2. Challenge in this appeal is by the State of Andhra Pradesh
questioning the judgment passed a Division Bench of the Andhra
Pradesh High Court allowing the writ petition filed by the respondent
No.1. The proceedings initiated by the Director General of Police (in
short the ‘DGP’)placing respondent No. 1 under suspension pending
conclusion of disciplinary proceedings were quashed. Cost of
Rs.10,000/- was imposed to be paid by the DGP and the Commissioner
of Police.
3. Background facts in a nutshell are as follows:
On 17.1.2005 the then Commissioner of Police, Hydrabad,
respondent No.2 herein had relieved the respondent No.1 from the post
of Assistant Commissioner of Police, Banjara Hills, Hyderabad and
directed him to report in the office of DGP.

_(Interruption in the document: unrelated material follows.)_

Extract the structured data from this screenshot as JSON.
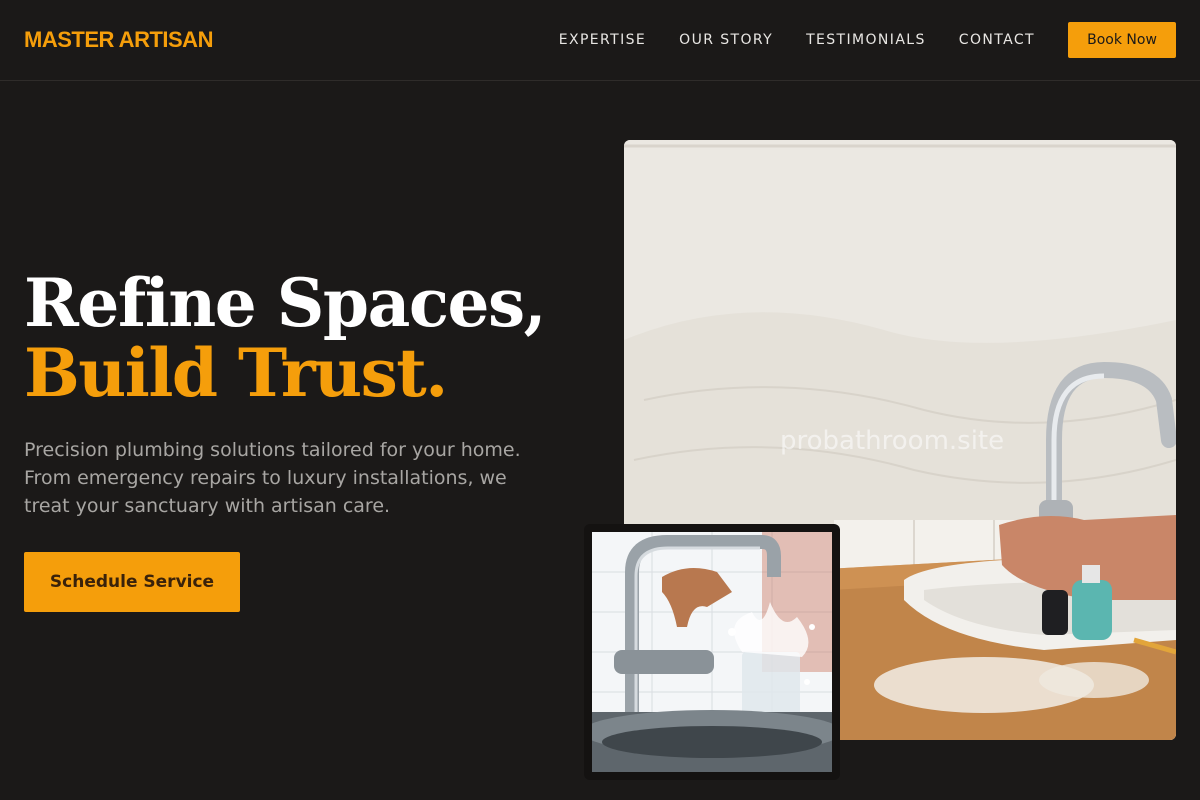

On 26.1.2005 Respondent No. 1 filed O.A. bearing No. 413 of
2005 before the A.P. Administrative Tribunal, Hyderabad (in short the
‘Tribunal’) in which the Director General of Police, Commissioner of
Police and Dy. Commissioner of Police, Hyderabad were pleaded as
respondents. The present respondent No.2 was not impleaded.
On 1.2.2005 the Director General Police placed the respondent
No.1 under suspension pending departmental proceedings under Rule 8
(1)(a) of the A.P. Civil Services (Classification, Control and Appeal)
Rules 1991 (in short the ‘Rules’) basing on the report of Dy.
Commissioner of Police, West Zone, dated 24.1.2005 which was
forwarded to the Director General of Police by the then Commissioner
of Police.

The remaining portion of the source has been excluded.